What the Feds are Afraid of…
My colleagues at Time, Karen Tumulty and Massimo Calabresi, have written a story that details what officials are afraid will happen without a bailout. Nicely done.
On Sept. 18, Paulson and Bernanke laid out the dark scenario for stunned-silent congressional leaders: a stock-market crash, businesses going under, unemployment soaring, consumers unable to get so much as a car loan, banks failing so fast that they would quickly drain the federal deposit insurance fund--and with it, countless people’s life savings. And unlike the chain reaction that came over the course of weeks and months in 1929, this one would happen in a matter of days, if not faster.
Now why didn’t Paulson and Bernanke explain this directly to the people who are paying for the bail-out in the very beginning? Because they were worried about a self-fulfilling prophecy? They were afraid millions of people would drain their bank accounts before Congress could pass a rescue plan?

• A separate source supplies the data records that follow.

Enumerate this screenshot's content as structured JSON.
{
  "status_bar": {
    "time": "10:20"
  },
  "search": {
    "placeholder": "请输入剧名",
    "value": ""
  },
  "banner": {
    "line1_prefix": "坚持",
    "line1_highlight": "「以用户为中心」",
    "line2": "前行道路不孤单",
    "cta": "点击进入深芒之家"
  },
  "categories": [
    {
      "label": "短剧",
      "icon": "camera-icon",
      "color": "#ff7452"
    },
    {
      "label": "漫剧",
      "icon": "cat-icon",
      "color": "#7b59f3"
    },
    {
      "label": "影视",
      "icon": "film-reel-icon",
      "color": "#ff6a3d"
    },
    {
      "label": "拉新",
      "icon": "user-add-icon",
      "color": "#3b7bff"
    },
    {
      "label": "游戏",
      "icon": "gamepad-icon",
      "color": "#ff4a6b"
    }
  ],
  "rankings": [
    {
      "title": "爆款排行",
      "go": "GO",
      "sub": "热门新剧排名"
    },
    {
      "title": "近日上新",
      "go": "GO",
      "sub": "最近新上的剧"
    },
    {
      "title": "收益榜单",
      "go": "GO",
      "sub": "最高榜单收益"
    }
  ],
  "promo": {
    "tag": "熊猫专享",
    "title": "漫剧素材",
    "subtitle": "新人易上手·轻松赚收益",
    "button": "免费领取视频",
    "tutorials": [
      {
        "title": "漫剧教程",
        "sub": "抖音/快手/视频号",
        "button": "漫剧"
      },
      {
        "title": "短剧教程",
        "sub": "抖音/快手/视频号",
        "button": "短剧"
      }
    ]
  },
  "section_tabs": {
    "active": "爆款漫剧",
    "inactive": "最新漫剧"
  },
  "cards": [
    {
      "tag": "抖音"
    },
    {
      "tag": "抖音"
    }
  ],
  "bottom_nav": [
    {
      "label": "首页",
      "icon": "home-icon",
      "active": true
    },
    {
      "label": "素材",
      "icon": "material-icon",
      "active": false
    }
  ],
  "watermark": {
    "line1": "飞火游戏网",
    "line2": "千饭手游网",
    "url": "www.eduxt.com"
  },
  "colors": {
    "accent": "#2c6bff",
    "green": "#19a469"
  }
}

As I mention below, this fear of public hysteria is usually more powerful than the hysteria. And it must be weighed against the need to gain the public’s trust--in order to get said bail-out.
Last I checked, there have been no mobs in the street since the Time story came out. I would be curious to see the ATM receipts in the Capitol, however…
Carl Lindh said on September 29, 2008 at 9:01 am
The present administration has a reputation for lying. Why believe them now?